O segundo ponto que podemos extrair dessa reverência exagerada e rombuda é o uso do recurso à autoridade – argumentum ad verecundiam – como se esse tipo de argumento fosse a contestação cabal. Uma espécie de “cala boca”. Como diria o antropólogo Roberto da Matta, no Brasil, a frase mais vil e que melhor explica esse tipo de mentalidade tacanha, que impera entre nós, é: “você sabe com quem está falando”?  Neste caso em particular, seria: “como ousa criticar o patrono do fracasso que nos subiu à cabeça? Pelo visto você não sabe quem ele é, não é mesmo?”

E o pior é que li aquela biografia do Paulo Freire, escrita a várias mãos e que foi organizada por Moacir Gadotti, publicada pela editora Cortez em 1996 e, também, li o livro “Desconstruindo Paulo Freire”, organizado por Thomas Giuliano. Pois é. Deveria eu ter me restringindo as informações iniciais que são apresentadas a todos pelo Google. Que tolo que eu sou. Fazer o quê? Vivendo e aprendendo com os prosélitos.

E é claro que houve vozes que esbravejaram dizendo que as ideias do Paulinho nunca, nunca, nunca foram implantadas no Brasil e, ao mesmo tempo, houve outras que faziam questão de lembrar que suas obras e ideias são discutidas em todos os cantos da universo e bem como do multiverso.

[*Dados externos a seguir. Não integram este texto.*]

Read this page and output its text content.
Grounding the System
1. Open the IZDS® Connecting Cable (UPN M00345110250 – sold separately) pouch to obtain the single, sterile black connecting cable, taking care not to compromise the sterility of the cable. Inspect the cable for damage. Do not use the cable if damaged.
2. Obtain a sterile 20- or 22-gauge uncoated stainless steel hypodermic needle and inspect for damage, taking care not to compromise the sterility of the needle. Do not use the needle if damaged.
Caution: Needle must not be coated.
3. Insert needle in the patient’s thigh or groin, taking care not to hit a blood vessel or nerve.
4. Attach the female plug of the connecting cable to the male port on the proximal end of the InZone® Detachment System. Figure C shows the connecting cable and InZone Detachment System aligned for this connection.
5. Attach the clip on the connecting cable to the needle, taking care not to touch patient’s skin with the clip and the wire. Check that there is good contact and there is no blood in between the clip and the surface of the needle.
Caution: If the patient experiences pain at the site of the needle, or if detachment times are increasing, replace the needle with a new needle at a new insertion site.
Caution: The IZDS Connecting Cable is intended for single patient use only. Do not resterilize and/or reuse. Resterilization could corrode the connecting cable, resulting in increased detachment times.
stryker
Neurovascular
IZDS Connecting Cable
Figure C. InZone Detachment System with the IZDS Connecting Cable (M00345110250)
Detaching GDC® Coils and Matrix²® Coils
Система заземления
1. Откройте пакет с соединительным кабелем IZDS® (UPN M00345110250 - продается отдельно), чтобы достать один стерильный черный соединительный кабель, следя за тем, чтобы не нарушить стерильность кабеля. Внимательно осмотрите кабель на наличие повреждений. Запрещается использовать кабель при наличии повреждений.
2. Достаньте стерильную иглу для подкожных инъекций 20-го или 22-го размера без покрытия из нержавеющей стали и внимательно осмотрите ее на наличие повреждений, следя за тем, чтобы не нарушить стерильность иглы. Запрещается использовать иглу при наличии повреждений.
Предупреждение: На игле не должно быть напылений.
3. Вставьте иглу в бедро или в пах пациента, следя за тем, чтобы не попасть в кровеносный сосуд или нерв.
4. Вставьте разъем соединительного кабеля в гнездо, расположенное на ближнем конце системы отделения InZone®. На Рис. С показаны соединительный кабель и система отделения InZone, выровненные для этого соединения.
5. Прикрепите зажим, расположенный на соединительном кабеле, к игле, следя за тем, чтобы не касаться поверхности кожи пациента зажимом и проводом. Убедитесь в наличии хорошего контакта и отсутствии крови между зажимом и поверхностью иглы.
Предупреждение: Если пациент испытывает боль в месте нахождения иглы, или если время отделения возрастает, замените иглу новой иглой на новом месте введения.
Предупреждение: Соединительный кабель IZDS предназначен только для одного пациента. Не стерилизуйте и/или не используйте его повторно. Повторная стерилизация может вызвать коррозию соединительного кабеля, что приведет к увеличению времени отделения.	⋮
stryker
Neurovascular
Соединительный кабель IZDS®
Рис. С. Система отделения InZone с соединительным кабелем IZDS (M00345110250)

Bem, aí temos um problema do tamanho de um bonde. Das duas uma: ou suas ideias são inócuas e nunca influenciaram ninguém, mesmo tendo sido alçado à condição de patrono da educação brasileira, ou estão presentes nos corações e mentes de muitos que atuam junto ao sistema de ensino e na estrutura de Estado nos mais variados níveis.

Abre parêntese: numa formação continuada, chamei a atenção de uma burocrata estatal, devota confessa de Paulo Freire, para a grande dificuldade que muitíssimos alunos têm para compreender um texto simples. Após minha observação, ela me disse que não importa tanto como era a leitura e bem como a escrita do infante; o que importa, segundo ela, é que o pequeno tenha uma visão crítica da realidade. Isso mesmo que você acabou de ler: uma visão crítica da realidade. Nunca esqueci esse momento. Aliás, como esquecê-lo? Fecha parêntese.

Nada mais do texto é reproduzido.